The Neue Wache (English: New Guardhouse) is a building in Berlin, now the capital of Germany, and formerly of the Kingdom of Prussia, and the DDR. It serves as the "Central Memorial of the Federal Republic of Germany for the Victims of War and Dictatorship". It is located on the north side of the Unter den Linden boulevard in the central Mitte district. Dating from 1816, the Neue Wache was designed by the architect Karl Friedrich Schinkel and is a leading example of German Neoclassical architecture. Originally built as a guardhouse for the troops of the crown prince of Prussia, the building has been used as a war memorial since 1931.
King Frederick William III of Prussia ordered the construction of the Neue Wache as a guardhouse for the Königliches Palais (Royal Palace), his palace across the road, to replace the old Artillery Guardhouse. He commissioned Schinkel, the leading exponent of neoclassicism in architecture, to design the building: this was Schinkel's first major commission in Berlin. The Neue Wache was inaugurated on 18 September 1818 by the Prussian 1st Guards Grenadiers on occasion of the official visit of Tsar Alexander I of Russia.Located between the Zeughaus and the Humboldt University, the plain building is characterised by four massive corner risalits and a portico of Doric columns. Schinkel wrote of his design: "The plan of this completely exposed building, free on all sides, is approximately the shape of a Roman castrum, thus the four sturdier corner towers and the inner courtyard." The statuary in the tympanum is intended as a memorial to Prussia's role in the Napoleonic Wars, whose final stage is known in Germany as the Wars of Liberation. It shows Nike, the goddess of victory, deciding a battle.
The building served as a royal guard house until the end of World War I and the fall of the monarchy in the German Revolution of 1918–19. In 1931 the architect Heinrich Tessenow was commissioned by the Free State of Prussia to redesign the building as a memorial to commemorate those who died in the Great War. Tessenow converted the interior into a memorial hall centered around a black granite block with an oak wreath designed by the sculptor Ludwig Gies, situated under an oculus (circular skylight). The Neue Wache was then known as the "Memorial of the Prussian State Government". After the Nazi Machtergreifung the building played a vital role as the site of the annual Heldengedenktag celebrations held by the Nazi Party and the Wehrmacht armed forces. The Neue Wache was heavily damaged by bombing and artillery during the Battle of Berlin in last months of World War II.
After the war, the Mitte district was located within the Soviet sector of Allied-occupied Berlin, and from 1949 was part of East Berlin, capital of the German Democratic Republic (GDR).
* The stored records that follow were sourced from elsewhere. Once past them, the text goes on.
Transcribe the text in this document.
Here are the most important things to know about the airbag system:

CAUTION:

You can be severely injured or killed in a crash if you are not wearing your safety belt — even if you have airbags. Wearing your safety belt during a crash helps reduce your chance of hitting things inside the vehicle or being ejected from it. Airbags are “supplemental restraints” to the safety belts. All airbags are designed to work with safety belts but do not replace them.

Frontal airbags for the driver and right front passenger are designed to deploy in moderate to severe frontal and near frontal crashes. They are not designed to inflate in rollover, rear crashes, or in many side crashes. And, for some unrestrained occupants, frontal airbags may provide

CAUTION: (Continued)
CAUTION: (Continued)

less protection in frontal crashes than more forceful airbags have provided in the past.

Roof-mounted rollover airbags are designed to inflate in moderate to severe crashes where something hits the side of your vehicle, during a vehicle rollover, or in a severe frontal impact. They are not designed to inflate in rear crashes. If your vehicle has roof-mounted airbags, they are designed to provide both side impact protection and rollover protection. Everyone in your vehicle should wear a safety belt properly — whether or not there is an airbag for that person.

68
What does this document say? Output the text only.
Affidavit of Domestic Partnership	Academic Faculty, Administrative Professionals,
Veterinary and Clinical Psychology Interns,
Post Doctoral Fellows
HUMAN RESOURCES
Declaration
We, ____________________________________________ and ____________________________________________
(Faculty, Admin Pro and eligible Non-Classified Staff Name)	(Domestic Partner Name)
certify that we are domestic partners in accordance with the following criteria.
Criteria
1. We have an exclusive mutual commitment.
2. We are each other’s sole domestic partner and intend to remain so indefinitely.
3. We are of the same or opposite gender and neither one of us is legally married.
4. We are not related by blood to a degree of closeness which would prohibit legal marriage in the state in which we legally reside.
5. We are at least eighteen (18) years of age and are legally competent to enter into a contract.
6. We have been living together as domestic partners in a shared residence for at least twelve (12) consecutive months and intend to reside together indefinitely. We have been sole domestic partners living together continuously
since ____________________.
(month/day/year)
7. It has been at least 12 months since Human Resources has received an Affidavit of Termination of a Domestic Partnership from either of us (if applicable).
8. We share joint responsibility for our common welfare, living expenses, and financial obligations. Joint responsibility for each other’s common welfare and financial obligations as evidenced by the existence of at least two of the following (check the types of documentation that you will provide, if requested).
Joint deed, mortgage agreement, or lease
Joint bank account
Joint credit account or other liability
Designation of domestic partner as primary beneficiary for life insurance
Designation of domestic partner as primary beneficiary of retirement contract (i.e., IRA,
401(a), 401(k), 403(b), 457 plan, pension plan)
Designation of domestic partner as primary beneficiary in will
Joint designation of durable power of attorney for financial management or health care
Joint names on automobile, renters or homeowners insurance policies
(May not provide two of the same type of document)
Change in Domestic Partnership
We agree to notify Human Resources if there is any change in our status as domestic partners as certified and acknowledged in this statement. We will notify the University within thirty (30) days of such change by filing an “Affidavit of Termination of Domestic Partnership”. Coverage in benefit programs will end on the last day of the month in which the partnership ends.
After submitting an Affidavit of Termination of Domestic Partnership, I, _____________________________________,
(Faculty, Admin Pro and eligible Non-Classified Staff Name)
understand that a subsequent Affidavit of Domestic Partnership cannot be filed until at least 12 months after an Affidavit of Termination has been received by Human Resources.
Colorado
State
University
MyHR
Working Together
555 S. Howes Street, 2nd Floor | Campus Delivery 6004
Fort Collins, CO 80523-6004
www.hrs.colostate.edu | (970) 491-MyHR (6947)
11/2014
Prior to the 1951 World Festival of Youth and Students, the East German leader Walter Ulbricht had two neoclassical marble statues of Gerhard von Scharnhorst and Friedrich Wilhelm Bülow by Christian Daniel Rauch removed from the sides of the portico (positioned on the south side of Unter den Linden since 2002).From 1957 the Communist authorities had the Neue Wache rebuilt and reopened in 1960 as a "Memorial to the Victims of Fascism and Militarism". In 1969, the 20th anniversary of the GDR, a glass prism structure with an eternal flame was placed in the centre of the hall. The remains of an Unknown Soldier and of a nameless Nazi concentration camp victim were enshrined in the building. Two soldiers of the Friedrich Engels Guard Regiment served as permanent honor guards, a Guard Mounting ceremony was held every Wednesday and Saturday, becoming a major tourist attraction.
After German reunification, the Neue Wache was again rededicated in 1993, as the "Central Memorial of the Federal Republic of Germany for the Victims of War and Dictatorship." At the personal suggestion of Chancellor Helmut Kohl, the GDR memorial piece was removed and replaced by an enlarged version of Käthe Kollwitz's sculpture Mother with her Dead Son. The pietà-style sculpture is directly placed under the oculus, and so is exposed to the rain, snow and cold of the Berlin climate, symbolizing the suffering of civilians during World War II.